Puppies? Okay, then.

I follow Dan around the left perimeter of the room, mindful to keep my head facing the wall. My foot nearly slips on the first step of a stone brick staircase, and the sudden jerky motion makes me forget which way is up. I crouch against the wall, in fear that my thin legs will lose traction on the stone, causing me to slip uncontrollably over the edge. I grasp my skull, trying to remind myself that I am covered in a solid, rough substance, not some liquid, frictionless slime. Get a hold of yourself, Fristad. You've never fallen off a staircase before. Remember that the physical world is a logical place.

I force myself to stand up, and continue walking down the steps very slowly, mindful that each step lands precisely in the middle of the stone brick slab.

Dan slows his pace in front of me. "It's alright, Fristad. There's nothing to be afraid of. Besides, I wouldn't have taken you down into this room if I didn't feel it was so important."

I feel slightly more confident, trying to look away from my boots, letting my legs settle into a slow rhythm. So far so good, as long as I watch out for stairs.

And so we proceed very slowly clockwise, my steps still tense from the possibility of falling, until many floors down later, we reach the very bottom, where the floor is covered in stone bricks. There is one large table in the center of the floor with many glowing orange rods standing upright, and along the walls are narrow tables, cauldrons, furnaces, shelves, and a crafting bench in the middle of each wall, discluding the wall against which hangs the staircase we have just descended.

Dan pulls out two backless wooden chairs underneath the center table. He points one hand at the chair closes to me, beckoning me with his other hand to sit on it.

"I'd remark on how you must be tired from the long journey down those stairs, but you don't have muscles with which to be tired." Dan chuckles. "That's just one of the plus sides of being a skeleton... although I doubt it outweighs the fact that you despise being one."

I walk over to sit on the wooden chair, letting my legs lay limply on the floor. The process does not make me feel relieved, but it at least allows me to get my mind off the process of walking. I look up at the levels of wooden walls and spiral staircases stretching upward towards the ceiling. It was difficult enough to get down without falling - I shudder - but I can't imagine trying to do the same thing all over again, except next time, every step will bring me up progressively higher, to more dangerous heights. I force my head down towards the floor, trying to get my thoughts off the idea.

"Still a little jittery, I see?" Dan says, reaching for some empty glass vials on a shelf. "Don't worry; you've gone through the worst of it.

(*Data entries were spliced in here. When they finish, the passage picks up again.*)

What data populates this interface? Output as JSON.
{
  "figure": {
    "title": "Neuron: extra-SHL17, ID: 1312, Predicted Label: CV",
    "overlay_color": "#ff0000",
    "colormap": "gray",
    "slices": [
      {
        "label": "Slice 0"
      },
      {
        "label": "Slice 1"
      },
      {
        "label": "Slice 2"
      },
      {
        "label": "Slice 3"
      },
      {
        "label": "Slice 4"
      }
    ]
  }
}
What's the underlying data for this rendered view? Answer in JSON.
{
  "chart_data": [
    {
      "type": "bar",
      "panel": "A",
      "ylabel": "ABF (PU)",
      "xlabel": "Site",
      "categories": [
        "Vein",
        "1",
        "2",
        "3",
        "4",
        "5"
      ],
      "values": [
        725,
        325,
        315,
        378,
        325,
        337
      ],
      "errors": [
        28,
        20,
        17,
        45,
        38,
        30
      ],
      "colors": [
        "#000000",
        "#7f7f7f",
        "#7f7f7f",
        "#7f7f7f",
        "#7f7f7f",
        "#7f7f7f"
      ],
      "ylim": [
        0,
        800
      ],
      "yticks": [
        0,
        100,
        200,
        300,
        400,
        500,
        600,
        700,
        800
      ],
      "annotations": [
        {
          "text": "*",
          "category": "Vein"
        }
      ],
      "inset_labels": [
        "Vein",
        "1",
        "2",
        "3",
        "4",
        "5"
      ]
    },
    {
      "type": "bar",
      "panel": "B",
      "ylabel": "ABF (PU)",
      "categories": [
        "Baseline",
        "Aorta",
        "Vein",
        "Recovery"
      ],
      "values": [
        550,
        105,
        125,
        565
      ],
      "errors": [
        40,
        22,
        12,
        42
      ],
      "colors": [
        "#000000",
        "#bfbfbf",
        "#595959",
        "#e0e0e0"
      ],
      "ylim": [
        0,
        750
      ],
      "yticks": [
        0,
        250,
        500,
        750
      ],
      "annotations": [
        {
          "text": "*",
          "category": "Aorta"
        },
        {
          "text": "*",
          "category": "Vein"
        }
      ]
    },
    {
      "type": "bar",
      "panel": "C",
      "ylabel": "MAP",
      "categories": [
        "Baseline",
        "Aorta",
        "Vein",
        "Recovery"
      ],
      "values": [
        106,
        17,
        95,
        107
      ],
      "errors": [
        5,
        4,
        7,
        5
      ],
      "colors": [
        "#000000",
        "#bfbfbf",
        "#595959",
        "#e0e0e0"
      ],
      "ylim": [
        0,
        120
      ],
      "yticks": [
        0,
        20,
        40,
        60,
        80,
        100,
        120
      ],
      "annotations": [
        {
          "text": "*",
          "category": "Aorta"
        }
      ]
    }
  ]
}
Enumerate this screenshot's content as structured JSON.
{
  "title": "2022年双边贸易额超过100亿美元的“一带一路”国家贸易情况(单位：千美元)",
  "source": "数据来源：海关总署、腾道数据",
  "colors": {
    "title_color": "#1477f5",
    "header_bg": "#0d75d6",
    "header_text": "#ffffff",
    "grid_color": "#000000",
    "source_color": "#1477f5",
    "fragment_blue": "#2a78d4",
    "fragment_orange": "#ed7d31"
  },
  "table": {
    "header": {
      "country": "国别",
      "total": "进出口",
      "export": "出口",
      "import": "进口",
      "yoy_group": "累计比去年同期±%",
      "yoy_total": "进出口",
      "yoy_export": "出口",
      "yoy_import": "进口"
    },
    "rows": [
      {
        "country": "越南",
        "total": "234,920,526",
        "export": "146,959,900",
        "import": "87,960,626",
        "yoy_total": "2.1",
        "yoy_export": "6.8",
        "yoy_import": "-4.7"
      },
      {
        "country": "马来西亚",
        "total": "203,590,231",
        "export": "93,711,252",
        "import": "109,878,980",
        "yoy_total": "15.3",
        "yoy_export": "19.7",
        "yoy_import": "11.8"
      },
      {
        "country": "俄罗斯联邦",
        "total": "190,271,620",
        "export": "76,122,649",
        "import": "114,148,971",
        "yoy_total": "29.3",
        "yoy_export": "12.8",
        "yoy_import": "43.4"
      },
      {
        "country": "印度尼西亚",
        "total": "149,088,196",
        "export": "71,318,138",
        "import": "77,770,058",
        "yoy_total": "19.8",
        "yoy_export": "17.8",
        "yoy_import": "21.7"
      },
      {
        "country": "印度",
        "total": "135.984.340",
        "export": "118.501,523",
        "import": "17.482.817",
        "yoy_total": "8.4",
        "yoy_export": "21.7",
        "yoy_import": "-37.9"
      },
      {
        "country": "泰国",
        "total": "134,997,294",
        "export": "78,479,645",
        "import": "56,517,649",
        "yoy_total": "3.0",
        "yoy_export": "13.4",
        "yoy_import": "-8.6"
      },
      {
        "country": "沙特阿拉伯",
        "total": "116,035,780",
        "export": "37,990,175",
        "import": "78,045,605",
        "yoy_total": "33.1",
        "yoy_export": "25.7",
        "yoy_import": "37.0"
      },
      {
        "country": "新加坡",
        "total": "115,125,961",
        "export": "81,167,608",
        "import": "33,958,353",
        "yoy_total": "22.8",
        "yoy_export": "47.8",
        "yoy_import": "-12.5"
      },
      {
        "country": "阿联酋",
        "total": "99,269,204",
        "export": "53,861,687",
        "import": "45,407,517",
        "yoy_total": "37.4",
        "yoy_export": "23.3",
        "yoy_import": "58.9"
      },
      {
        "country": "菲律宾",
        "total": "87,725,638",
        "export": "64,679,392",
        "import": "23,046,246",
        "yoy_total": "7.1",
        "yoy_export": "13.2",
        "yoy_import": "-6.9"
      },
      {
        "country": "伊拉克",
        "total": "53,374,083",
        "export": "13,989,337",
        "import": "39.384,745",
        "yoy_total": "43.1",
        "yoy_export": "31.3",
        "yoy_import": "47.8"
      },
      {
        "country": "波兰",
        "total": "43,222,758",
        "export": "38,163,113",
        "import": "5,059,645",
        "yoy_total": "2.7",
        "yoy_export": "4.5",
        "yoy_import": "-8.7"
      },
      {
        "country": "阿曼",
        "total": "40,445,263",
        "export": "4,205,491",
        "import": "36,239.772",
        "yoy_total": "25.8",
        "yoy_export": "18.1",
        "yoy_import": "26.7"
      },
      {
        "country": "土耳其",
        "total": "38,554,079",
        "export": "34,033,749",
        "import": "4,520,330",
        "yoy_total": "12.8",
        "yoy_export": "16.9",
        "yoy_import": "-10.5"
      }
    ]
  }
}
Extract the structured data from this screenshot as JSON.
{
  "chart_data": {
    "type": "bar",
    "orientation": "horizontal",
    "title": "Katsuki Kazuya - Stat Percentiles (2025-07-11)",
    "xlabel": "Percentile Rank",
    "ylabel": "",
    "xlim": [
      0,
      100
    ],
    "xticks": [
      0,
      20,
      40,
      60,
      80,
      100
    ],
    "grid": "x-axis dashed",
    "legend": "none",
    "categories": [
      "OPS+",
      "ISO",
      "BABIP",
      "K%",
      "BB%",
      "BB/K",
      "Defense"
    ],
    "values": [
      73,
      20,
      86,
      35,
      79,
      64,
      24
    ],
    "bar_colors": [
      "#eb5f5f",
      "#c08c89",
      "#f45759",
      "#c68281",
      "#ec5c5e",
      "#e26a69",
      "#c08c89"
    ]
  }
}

Look on the bright side: with a ward that powerful, there's absolutely no chance that anything else can get down here." He grins.

This fact frustrates me. Rather than comfort me, the idea of the ward surrounding us makes me feel isolated. "Why do you even bother having a ward here if it's just going to freak people out?!" I snap.

"Because..." Dan sighs, while dipping the vials into the water of a cauldron, one by one. "...this is where I store my most valuable projects and supplies, stuff that would take a lot of money and magic to replace."

I nod my head. "I suppose that's a pretty good reason. But still, if you had such a powerful ward up, then why did you bother bringing me down here?"

"I need you here for two reasons. First, I need you here to help me make some potions... potions that will help you. And second, I need to ask you a few questions."

I nod again. I can kind of understand why he'd want my help to make the potions; it may have something to do with how the magic works, or maybe he just needs another set of hands.

But the questions... why would he need to ask me something while we're down in this room? Perhaps there is a magic-related reason for that as well. Or perhaps, Dan needs to speak to me in a place where he can know, for certain, that we're alone. Some place secret.